Hello everyone,
I am currently searching for signs of positiv selection among a subset of nuclear genes (n= 44), identified as interacting with plastid gene product, in order to search for potential compensatory mutation in those genes. I am working on RNAseq data and I used PAML to search for potentiel sites showing signs of positive selection. To do so, as input I generated multiple sequence alignement (MSA) - 1 per gene (so 44 MSA), containing the gene sequence of 22 individuals coming from 4 very closely related evolutionary lineages of Silene nutans and one outgroup (Silene paradoxa). Those input files are in PHYLIP Interleaved format. And I also used trees in Newick format as input. I ran the M1 & M2 models to calculate LTR etc and I identified 18 genes containing sites showing signs of positive selection and with a significant LTR. But, when I am comparing the sites identified as positively selected sites, 1) the identified sites do not match with the sites on the MSAs (e.g. if the sites showing signs of positive selection is 177 Y in the output file of PAML, on the MSA at the same position it is not a Y but a R) and 2) often, those residues (showing signs of positiv selection) are not even variable (i.e. containing fixed non-synonymous substitutions between lineages).
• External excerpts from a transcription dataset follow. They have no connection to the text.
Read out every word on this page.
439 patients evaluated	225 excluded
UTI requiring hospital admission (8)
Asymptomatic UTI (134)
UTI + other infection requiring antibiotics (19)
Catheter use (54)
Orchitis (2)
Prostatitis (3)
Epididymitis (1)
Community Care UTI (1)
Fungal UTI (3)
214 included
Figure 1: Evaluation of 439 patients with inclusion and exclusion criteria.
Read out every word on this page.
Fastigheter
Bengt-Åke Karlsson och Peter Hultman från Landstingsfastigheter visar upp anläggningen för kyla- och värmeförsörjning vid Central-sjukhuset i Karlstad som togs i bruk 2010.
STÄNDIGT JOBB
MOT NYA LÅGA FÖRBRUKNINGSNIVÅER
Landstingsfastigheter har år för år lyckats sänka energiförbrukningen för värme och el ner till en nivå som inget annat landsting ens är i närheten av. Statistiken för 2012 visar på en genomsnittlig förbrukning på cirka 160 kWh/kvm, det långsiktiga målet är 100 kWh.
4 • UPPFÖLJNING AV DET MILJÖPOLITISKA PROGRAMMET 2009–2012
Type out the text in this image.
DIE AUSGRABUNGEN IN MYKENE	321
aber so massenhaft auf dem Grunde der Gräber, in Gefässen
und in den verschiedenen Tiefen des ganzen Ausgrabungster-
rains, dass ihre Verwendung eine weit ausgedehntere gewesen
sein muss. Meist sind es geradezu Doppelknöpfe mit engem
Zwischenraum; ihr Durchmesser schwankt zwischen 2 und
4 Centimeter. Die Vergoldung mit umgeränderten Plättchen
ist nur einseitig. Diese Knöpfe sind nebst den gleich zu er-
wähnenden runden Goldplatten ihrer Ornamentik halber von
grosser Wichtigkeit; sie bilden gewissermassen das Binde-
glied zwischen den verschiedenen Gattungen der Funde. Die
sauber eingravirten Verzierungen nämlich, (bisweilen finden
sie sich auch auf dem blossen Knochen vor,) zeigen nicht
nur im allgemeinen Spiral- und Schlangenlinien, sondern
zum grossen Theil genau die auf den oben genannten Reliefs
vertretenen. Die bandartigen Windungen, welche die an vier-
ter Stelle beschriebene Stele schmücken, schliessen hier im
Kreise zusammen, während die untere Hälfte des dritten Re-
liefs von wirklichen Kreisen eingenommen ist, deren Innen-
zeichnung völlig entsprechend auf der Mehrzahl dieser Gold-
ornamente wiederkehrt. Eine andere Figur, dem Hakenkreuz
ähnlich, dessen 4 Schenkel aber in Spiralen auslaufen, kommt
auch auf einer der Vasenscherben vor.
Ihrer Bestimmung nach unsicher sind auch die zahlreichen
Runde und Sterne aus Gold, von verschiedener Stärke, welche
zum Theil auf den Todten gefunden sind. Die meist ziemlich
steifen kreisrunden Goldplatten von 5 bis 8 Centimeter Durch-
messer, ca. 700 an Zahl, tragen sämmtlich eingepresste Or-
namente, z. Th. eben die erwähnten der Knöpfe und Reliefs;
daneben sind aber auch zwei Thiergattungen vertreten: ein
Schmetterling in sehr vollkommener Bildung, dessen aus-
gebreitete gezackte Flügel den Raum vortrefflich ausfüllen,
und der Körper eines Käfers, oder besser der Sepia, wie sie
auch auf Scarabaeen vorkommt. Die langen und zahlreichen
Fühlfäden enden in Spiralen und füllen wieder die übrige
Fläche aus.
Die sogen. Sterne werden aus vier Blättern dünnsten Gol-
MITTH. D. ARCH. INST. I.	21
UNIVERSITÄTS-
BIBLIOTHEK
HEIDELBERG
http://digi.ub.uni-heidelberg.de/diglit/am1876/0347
So I don't understand why the PAML results don't match with my data, I don't know what I did wrong or what I should have done to avoid this... So I am asking for any ideas or suggestions explaining those results.
I just pasted down here one linked leading to the codeml control file, one of my MSA for a gene identified as containing sites with signs of positiv selection and the corresponding tree.
https://drive.google.com/open?id=1EZug3Lzd_gJNVfQGssbdmqXcSiX2Vmuv
Thank you for time and don't hesitate to ask more detailed.
Thank you again !
ZoƩ